A Most Wanted Man

Im Fadenkreuz der Geheimdienste

Eine Filmkritik von Sonja Hartl

Das Wasser in einem Kanalisationsschacht ist im ersten Bild von Anton Corbijns A Most Wanted Man zu sehen, aus ihm steigt ein Mann an die Oberfläche. Es folgt ein Schnitt, erneut ist ein Flüssigkeitspegel zu sehen, doch dieses Mal handelt es sich bei der bräunlichen Flüssigkeit um Whisky in einem Tumbler, der auf dem Tisch von Günther Bachmann (Philip Seymour Hoffman) steht. Im Sumpf stecken jedoch beide Männer: Issa Karpov (Grigori Dobrygin) ist von der Türkei über Schweden illegal nach Deutschland eingereist und versteckt sich nun bei einer türkischen Frau und ihrem Sohn. Mit Hilfe der idealistischen Menschenrechtsanwältin Annabel (Rachel McAdams) will er an das Geld gelangen, das sein Vater einst auf einem Schwarzgeldkonto bei einer Hamburger Bank deponiert hat. Bachmann arbeitet hingegen für eine kleine Einheit innerhalb der Geheimdienste in Deutschland und glaubt, Issa sei der Schlüssel zu einem Terrornetzwerk. Doch auch andere Geheimdienste haben ein Auge auf Issa geworfen und wollen ihn so schnell wie möglich gefangen nehmen.
Mit Issas Auftauchen in Hamburg beginnt ein Spiel der Geheimdienste, in dem sich nicht zwei Antagonisten gegenüberstehen, sondern letztlich hinter jeder Ecke Verrat lauert. Die Figuren erinnern an Marionetten – so lautet auch der treffende deutsche Titel von John Le Carrés Buch, auf dem der Film basiert –, deren Fäden aus ihrer Angst bestehen, etwas falsch zu machen oder zu spät zu reagieren. Den Geheimdienstlern ist dies schon einmal passiert, als Mohammed Atta in Hamburg die Anschläge vom 11. September 2001 vorbereiten konnte. Seither sind sie bemüht, dass sich dieses Versäumnis nicht wiederholt. Deshalb werden Issa und seine Helfer zu Spielbällen zwischen CIA, BND und Bachmann, im Buch mischt gar noch der SIS – vormals bekannt als MI6 – mit. Einzig Bachmann versucht, einige Fäden selbst in der Hand zu behalten. Aber letztlich ist auch er zu tief verstrickt in das Fadengewirr der Geheimdienste.

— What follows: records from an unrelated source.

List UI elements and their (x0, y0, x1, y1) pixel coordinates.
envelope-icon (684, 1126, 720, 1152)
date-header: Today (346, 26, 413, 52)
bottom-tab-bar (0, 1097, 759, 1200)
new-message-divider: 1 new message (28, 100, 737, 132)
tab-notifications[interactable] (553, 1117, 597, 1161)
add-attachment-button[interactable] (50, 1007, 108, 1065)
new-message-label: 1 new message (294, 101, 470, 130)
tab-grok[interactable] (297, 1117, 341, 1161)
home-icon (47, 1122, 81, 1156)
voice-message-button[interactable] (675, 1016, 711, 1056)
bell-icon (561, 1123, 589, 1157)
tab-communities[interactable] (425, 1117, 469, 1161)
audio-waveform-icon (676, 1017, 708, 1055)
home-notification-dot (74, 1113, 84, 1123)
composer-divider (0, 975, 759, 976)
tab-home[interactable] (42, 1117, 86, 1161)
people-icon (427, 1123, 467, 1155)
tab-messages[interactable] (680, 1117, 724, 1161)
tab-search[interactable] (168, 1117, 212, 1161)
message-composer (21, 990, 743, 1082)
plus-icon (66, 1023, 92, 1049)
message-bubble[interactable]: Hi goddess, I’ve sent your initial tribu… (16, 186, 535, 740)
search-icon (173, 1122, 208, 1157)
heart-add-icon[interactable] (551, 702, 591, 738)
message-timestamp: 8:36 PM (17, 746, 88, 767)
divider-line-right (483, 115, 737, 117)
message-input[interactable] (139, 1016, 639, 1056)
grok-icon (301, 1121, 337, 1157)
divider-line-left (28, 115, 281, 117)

Während sich bei Le Carré erst allmählich enthüllt, dass es Bachmann eigentlich auf den vermeintlichen "Vorzeige-Muslim" Dr. Faisal Abdullah (Homayoun Ershadi) abgesehen hat, ist er als Ziel von Bachmanns Tätigkeiten im Film von vorneherein auszumachen. Bachmann vermutet, dass Abdullah mit einem kleinen Prozentsatz des Geldes, das er für Hilfsprojekte sammelt, terroristische Anschläge finanziert. Deshalb will er Issa als Köder nutzen: Er soll das Geld seines Vaters nehmen und Abudallah überlassen. Der BND und das Innenministerium sind von diesem Vorgehen nicht überzeugt, deshalb muss Bachmann die CIA-Agentin Martha Sullivan (Robin Wright) auf seine Seite ziehen. Die CIA – im Gegensatz zum Buch von vorneherein involviert – ist die entscheidende Kraft in diesem Spiel. Damit wird zum einen wiederholt deutlich, dass es letztlich die Amerikaner sind, die die Entscheidungen treffen, zum anderen wird Bachmann ein wenig heldenhafter. Er dreht und wendet jeden Fakt, spürt Kleinigkeiten nach und will ein Spiel nach seinen Regeln spielen. Mit Le Carrés George Smiley, zuletzt kongenial gespielt von Gary Oldman in Tomas Alfredsons Tinker Tailor Soldier Spy, verbindet ihn die Ansicht, dass Spionage ein Geschäft mit langem Atem sein sollte. Doch obwohl Bachmann klassische Spionagemittel wie eine Schachtel Zigaretten nutzt, haben sich seit Smileys Wirken die Zeiten geändert. Philip Seymour Hoffman spielt den rastlosen, unerbitterlichen Manipulator Günther Bachmann subtil changierend zwischen gut und böse. Im Gespräch mit Robin Wright als manipulativer CIA-Agentin wird sein Geschick deutlich – und im Zusammenspiel mit Nina Hoss, die Bachmanns Mitarbeiterin und Freundin mit einem bürokratisch-hinreißenden Charme verkörpert, zeigt sich Bachmanns gerissener Charme und deutet sich sein guter Kern an.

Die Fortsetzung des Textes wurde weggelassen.